How the Reformation Shaped Your World

Few Americans know or understand the history about the Reformation explained in this new video from Prager University:

Can one man change the world? The life and work of Martin Luther prove the answer to that question is an unqualified, “yes.” Stephen Cornils of the Wartburg Theological Seminary details the rebellion that fractured a centuries-old religion and changed the course of history.

 

From the transcript:

Five hundred years ago, on October 31, 1517, a German Catholic monk by the name of Martin Luther posted some complaints he had about the Catholic Church on a church door in Wittenberg, Germany.

Luther was upset by the Church practice of selling what were known as “indulgences” to wealthy patrons.
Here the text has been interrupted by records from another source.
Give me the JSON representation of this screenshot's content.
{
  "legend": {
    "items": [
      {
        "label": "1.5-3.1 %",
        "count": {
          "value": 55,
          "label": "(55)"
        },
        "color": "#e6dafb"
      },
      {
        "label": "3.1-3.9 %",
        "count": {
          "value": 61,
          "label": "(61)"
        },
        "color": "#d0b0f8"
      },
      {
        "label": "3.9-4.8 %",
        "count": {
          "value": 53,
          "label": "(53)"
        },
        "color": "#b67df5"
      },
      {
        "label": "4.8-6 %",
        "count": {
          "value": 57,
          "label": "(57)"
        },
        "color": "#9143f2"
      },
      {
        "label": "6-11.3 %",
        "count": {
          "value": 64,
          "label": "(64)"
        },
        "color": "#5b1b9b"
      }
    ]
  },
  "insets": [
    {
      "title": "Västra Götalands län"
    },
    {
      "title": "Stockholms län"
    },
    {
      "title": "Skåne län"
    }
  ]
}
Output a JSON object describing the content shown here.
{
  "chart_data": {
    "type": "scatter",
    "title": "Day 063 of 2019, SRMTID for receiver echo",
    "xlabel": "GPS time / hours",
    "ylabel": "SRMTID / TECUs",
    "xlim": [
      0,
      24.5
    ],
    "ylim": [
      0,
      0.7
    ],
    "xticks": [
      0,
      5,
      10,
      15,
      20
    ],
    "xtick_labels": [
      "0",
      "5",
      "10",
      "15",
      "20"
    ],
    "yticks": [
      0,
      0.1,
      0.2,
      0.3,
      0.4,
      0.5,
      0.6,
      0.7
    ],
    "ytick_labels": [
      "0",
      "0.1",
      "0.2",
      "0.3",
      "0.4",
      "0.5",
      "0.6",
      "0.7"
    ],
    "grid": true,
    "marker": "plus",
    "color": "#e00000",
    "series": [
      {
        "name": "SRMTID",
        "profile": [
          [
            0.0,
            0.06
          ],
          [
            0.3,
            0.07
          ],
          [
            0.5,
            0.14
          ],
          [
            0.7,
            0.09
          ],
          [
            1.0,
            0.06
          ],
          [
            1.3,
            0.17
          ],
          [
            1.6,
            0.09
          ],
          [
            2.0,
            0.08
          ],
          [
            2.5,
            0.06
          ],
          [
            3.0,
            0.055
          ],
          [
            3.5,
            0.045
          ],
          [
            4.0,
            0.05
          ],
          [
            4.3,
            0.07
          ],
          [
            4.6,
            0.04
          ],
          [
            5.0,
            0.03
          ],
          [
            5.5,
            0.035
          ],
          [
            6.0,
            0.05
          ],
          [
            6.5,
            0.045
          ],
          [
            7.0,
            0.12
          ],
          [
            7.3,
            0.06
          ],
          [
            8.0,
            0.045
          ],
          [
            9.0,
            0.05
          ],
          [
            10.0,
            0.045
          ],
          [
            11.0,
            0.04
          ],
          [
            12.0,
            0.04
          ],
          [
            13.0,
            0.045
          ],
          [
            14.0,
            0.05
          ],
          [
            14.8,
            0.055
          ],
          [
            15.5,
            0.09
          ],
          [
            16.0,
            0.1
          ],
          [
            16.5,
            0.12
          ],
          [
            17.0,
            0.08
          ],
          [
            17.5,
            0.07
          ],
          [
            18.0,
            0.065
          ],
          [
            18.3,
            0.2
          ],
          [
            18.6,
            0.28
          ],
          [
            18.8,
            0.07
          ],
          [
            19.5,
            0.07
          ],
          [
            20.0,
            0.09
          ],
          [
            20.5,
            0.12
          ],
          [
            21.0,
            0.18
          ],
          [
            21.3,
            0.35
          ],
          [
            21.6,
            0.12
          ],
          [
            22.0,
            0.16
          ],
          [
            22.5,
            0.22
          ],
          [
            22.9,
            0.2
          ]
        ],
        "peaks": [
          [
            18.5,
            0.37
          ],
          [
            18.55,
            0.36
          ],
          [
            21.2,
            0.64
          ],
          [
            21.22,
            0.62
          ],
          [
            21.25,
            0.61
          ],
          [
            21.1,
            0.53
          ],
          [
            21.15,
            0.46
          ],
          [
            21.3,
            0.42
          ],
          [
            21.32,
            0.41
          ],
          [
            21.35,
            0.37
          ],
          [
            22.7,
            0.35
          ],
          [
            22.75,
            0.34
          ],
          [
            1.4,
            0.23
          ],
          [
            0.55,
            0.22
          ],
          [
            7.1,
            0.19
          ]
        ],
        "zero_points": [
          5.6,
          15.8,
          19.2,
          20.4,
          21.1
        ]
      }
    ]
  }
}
Indulgences might be loosely described as “get out of hell free” cards: pay this amount to the Church and the Church would make sure you don’t suffer unduly for your sins in the hereafter.
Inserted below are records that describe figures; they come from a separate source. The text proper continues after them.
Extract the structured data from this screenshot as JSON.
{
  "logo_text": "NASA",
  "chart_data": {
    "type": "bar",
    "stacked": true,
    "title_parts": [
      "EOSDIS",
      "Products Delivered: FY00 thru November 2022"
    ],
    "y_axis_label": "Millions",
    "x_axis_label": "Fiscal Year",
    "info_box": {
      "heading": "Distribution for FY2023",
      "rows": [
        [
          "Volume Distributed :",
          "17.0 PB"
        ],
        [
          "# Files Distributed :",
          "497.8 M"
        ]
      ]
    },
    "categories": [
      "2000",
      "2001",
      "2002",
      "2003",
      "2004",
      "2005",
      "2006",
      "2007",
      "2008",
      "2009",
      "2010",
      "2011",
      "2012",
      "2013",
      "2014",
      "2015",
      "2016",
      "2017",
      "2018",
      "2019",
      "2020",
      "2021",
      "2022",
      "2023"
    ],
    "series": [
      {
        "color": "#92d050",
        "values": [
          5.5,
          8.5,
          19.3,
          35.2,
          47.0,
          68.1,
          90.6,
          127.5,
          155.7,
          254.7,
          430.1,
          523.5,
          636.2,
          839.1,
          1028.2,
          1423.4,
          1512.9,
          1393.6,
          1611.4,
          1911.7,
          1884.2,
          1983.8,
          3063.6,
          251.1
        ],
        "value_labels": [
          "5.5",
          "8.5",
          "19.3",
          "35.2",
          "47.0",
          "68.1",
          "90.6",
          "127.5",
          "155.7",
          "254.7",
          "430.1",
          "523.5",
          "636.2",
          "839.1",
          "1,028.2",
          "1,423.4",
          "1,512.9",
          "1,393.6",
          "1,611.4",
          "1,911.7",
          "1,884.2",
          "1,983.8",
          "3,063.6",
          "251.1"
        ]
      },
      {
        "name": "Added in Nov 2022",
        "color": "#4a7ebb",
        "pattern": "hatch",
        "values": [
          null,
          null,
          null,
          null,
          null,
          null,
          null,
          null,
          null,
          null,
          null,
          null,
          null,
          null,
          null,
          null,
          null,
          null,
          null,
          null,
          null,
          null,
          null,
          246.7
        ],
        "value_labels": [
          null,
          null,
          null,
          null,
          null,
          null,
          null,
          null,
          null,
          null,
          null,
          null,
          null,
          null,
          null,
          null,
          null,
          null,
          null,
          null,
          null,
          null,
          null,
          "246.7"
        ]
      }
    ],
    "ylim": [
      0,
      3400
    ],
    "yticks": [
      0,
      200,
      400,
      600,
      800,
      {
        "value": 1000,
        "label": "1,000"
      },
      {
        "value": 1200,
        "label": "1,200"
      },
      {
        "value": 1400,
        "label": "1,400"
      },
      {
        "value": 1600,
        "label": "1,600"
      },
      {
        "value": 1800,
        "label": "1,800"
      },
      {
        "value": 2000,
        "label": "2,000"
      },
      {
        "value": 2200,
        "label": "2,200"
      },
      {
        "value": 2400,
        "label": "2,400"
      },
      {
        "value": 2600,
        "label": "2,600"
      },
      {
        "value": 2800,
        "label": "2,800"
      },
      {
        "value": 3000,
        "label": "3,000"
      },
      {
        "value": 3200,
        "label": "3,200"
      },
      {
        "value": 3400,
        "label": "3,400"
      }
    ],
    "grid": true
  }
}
Luther felt very strongly that the practice not only made the Church look bad in the eyes of the common people, but had no scriptural basis. He believed the Church needed to reform itself or would lose its legitimacy.
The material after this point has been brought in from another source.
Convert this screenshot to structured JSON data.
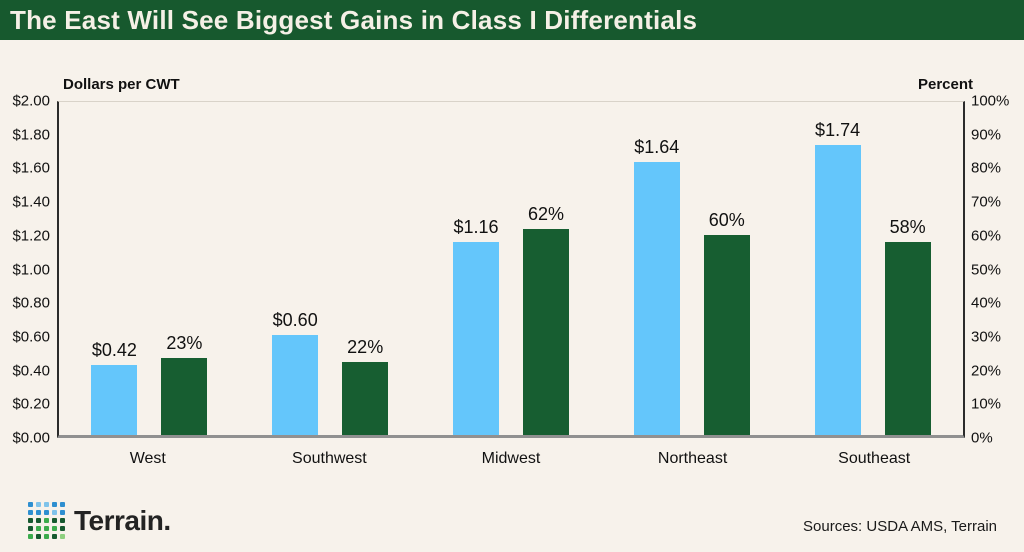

Nobody, including Luther, thought that his complaints—and he had made a list of 95 of them—would amount to much. He simply wanted to spark a discussion on an issue that deeply concerned him. Instead, he set off a chain reaction that literally changed the course of history.

The name we give to this change is the Protestant Reformation.

Had Luther limited his criticism of the Church to indulgences as his friend, the Dutch scholar Erasmus, urged him to do, the matter might have been resolved and the old order preserved. But the headstrong Luther was not someone to be restrained.

Luther was what we could call today a flawed individual. He was brilliant and charismatic, but he was also vindictive and stubborn to a fault, and at the end of his life, sadly anti-Semitic.

Luther believed there should be no separation between the Bible and the believer. Every individual should have access to the word of God, Luther contended, as any priest did—or even the Pope. We take this view for granted now, but in the 16th century it was a radical concept.

And here’s why:

For more than a thousand years, the Church had been the dominant religious and political authority in Europe. It alone taught Christians how to understand the Bible. Luther was now challenging the very basis of this authority.